A post realignment reflection: with departure of the Red Wings, the Blackhawks are now the lone Original Six team in the Western Conference. This fact may just appeal to history and bragging-right buffs, but the Hawks’ hockey franchise legacy dwarfs the other Western Conference teams. With a grand total five Stanley Cup championship titles (tied only by the five the Edmonton Oilers amassed with their dream team in the 1980’s) the Hawks are by far the most victorious team in the Western Conference; the Colorado Avalanche being the distant second with two Stanley Cups. Perhaps equally impressive is the fact that the Blackhawks franchise is a whopping 41 years older than the next oldest teams in the Western Conference (the LA Kings, St. Louis Blues, and the then Minnestoa, now Dallas Stars, each entered the NHL in 1967). When it comes to NHL intuitions, the Blackhawks are by far a big fish in the small pond that is the Western Conference.

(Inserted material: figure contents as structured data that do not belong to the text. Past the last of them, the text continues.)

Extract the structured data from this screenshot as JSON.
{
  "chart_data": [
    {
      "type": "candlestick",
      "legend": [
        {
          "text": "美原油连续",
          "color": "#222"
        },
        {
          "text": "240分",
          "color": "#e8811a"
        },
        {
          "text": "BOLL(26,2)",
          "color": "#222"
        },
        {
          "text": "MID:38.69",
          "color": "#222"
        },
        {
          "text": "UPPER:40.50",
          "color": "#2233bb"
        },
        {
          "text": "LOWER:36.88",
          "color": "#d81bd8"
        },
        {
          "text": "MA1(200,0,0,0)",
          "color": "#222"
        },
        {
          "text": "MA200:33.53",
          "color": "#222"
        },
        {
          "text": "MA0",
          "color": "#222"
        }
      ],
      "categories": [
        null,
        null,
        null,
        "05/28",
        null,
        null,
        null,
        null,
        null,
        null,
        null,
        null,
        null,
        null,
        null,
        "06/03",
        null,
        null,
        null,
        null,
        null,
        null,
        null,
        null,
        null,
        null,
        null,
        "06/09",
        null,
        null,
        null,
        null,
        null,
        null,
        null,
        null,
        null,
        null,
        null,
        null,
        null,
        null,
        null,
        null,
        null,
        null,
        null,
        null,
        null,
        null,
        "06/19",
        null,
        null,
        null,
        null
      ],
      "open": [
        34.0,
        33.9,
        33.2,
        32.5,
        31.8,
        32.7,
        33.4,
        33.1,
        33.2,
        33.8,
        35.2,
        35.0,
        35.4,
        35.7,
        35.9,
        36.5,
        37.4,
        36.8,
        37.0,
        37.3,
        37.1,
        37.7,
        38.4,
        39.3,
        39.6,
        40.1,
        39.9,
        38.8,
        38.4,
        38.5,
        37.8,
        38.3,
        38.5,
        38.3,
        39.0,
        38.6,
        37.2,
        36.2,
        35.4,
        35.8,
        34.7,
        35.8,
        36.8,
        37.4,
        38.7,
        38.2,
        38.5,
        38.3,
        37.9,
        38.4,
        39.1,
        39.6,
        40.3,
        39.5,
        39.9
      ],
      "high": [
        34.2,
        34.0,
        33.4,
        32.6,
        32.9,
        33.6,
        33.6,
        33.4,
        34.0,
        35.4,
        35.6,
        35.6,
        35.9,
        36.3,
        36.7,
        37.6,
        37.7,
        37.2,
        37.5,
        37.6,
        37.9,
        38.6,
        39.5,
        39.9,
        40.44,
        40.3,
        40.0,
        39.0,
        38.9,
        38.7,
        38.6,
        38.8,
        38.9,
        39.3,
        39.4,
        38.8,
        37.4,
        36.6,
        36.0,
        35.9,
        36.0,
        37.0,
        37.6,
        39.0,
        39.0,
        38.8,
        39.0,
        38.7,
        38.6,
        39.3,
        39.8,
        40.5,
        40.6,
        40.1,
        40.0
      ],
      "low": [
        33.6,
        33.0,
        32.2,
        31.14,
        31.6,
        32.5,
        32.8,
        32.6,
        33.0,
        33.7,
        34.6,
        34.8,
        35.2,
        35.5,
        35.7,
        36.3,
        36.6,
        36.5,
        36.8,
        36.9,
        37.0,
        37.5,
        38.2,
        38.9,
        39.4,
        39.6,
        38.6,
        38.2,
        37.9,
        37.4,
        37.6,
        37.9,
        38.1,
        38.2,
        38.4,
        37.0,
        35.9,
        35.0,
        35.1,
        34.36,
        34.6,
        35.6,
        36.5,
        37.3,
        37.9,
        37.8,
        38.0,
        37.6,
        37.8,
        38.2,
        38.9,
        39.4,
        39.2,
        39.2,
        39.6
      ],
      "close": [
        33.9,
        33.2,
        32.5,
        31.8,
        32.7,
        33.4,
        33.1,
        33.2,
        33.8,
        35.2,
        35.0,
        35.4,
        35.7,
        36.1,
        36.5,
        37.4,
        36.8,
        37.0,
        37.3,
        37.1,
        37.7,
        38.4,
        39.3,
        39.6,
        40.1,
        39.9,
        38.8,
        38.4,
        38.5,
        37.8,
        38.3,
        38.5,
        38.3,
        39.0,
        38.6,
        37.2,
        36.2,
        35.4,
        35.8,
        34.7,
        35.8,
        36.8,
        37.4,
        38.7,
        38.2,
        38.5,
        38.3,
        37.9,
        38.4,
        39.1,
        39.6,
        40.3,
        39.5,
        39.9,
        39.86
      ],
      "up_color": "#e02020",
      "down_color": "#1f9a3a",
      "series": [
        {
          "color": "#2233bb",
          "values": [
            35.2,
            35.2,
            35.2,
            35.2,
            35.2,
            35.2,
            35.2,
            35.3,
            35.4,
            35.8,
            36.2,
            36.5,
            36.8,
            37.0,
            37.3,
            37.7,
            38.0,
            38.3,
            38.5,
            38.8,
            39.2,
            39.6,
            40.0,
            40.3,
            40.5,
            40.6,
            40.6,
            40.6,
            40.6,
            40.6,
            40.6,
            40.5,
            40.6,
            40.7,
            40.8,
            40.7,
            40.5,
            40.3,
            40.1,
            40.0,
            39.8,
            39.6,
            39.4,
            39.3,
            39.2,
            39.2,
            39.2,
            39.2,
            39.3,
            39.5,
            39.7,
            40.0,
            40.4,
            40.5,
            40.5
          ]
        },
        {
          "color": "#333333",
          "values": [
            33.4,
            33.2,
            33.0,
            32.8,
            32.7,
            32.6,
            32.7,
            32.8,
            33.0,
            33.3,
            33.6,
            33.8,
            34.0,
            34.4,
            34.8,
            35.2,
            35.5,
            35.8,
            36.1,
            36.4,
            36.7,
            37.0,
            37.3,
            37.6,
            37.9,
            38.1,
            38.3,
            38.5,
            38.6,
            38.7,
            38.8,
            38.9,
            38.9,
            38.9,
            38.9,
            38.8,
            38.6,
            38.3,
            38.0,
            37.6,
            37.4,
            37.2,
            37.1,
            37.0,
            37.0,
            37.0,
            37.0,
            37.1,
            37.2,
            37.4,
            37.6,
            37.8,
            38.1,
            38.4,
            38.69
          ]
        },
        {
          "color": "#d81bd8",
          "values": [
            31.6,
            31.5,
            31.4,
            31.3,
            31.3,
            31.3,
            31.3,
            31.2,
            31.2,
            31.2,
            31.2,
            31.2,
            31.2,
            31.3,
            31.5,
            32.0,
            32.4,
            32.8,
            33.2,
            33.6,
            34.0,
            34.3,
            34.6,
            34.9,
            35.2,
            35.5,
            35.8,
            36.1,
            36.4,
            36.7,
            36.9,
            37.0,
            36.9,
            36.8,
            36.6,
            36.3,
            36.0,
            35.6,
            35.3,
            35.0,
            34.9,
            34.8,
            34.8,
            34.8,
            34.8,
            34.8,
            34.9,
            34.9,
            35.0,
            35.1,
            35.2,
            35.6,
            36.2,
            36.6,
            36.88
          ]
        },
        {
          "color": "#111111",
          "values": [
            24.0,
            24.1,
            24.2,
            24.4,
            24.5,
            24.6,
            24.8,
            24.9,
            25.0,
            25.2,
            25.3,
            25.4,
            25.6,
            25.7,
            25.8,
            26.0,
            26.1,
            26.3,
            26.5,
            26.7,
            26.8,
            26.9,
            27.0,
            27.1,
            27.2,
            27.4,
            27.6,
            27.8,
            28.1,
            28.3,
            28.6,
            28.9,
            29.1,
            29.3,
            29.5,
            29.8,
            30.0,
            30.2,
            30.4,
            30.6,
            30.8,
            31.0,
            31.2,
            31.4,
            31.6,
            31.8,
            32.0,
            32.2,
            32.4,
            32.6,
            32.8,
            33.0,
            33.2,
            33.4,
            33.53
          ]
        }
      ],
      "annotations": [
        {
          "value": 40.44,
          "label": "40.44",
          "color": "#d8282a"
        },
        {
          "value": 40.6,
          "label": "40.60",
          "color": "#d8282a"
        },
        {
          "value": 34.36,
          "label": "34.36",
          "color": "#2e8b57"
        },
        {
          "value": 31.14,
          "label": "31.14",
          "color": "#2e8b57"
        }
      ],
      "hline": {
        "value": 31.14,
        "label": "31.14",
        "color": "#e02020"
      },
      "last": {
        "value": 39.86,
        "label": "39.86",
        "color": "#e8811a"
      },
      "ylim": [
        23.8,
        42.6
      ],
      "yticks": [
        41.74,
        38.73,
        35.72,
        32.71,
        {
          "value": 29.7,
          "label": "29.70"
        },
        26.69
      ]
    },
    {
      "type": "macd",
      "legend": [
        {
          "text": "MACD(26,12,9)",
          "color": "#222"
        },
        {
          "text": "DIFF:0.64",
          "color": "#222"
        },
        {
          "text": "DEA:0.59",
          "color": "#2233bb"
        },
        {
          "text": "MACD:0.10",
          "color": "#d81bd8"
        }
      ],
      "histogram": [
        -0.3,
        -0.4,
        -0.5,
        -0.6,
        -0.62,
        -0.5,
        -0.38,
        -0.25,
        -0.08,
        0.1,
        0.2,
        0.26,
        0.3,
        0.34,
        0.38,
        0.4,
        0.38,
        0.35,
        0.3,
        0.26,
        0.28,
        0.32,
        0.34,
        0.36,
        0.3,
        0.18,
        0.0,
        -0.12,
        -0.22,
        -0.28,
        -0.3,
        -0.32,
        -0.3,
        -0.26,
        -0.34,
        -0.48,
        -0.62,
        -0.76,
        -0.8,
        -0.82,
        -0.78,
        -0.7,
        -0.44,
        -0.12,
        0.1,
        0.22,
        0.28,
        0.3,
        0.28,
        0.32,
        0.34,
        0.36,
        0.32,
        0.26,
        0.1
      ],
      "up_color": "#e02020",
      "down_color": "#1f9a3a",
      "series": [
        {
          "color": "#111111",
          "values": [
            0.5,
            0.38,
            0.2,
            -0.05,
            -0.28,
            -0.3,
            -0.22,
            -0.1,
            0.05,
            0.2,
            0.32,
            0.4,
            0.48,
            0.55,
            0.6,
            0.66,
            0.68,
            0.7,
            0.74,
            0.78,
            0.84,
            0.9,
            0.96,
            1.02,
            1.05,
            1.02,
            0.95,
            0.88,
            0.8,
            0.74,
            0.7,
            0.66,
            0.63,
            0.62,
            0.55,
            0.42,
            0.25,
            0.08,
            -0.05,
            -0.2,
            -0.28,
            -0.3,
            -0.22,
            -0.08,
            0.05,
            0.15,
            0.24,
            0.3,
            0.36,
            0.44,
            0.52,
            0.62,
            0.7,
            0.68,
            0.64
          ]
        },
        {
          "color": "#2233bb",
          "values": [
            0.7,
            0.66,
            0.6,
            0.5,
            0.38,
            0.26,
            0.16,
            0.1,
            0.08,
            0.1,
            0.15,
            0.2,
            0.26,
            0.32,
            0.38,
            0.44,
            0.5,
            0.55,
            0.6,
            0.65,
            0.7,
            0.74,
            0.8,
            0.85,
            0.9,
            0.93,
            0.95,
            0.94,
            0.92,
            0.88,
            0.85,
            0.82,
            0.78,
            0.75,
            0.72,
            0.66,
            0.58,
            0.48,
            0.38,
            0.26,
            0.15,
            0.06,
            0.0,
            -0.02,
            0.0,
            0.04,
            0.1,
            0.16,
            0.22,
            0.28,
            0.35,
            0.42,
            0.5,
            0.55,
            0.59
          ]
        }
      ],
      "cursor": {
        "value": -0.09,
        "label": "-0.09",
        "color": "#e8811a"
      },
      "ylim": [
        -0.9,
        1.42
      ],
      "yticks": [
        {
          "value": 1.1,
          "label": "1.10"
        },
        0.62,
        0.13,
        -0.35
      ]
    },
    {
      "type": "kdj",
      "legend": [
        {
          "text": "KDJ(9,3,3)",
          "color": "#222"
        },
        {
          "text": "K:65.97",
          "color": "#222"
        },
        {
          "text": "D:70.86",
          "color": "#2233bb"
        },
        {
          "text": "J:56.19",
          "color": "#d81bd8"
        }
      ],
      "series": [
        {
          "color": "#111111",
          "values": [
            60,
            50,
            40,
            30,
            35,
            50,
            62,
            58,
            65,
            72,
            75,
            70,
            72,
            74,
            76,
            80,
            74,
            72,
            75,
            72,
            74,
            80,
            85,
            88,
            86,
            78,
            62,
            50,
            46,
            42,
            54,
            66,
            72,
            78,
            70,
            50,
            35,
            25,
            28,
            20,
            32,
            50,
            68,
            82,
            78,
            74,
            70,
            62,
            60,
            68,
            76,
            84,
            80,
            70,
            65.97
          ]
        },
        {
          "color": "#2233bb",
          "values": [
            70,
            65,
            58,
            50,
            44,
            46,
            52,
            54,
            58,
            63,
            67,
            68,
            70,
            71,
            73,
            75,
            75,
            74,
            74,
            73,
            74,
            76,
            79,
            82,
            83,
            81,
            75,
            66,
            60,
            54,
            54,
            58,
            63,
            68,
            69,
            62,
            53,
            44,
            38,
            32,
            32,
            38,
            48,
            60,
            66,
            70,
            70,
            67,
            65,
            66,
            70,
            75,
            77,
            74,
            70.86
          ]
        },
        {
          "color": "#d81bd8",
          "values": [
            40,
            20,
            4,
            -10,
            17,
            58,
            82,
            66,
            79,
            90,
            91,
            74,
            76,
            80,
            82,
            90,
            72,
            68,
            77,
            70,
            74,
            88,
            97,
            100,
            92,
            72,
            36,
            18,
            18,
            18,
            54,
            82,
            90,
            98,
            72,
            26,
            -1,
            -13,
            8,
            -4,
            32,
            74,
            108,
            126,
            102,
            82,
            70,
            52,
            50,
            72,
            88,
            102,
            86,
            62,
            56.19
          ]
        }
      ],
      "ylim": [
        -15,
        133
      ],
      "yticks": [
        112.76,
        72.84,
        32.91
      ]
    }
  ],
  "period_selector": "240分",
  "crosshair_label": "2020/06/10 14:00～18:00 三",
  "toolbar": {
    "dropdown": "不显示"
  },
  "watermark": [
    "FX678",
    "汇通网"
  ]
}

Yet there is more to this distinction in the Western Conference than just stats and statistics. The Chicago Blackhawks are on the cusp of a dynasty, as you may have heard, but not because they’ve won two Stanley Cups in four years, but rather for the first time in franchise history, the Hawks are built to win, repeatedly. Someone who is often overlooked is the behind-the scenes senior advisor to the Blackhawks: Scotty Bowman (the best mind in hockey, period), who came to Chicago at the end of prominent career coaching multiple hockey dynasties, the most recent being for the Red Wings in the 1990’s, as most Hawks fans who are currently worrying about the state of their hair know. Scotty Bowman knows what an enduringly successful NHL franchise should look like, and it comes as no surprise that this prowess has rubbed off on his son/protégé, Blackhawks GM Stan Bowman. Bowman the Younger has made moves with the Hawks roster that at times have not been popular with the fanbase, but have demonstrated he’s constantly looking out for the long-term cumulative success of the Blackhawks, and thus far the results speak for themselves.
Factor into this the youth of the Blackhawks: the majority of the current roster is barely in their mid-twenties, which means many long and promising careers to come in Chicago, most of which already include two Stanley Cups and an Olympic medal. When a team has longevity and its management is longevity-minded, great things usually happen.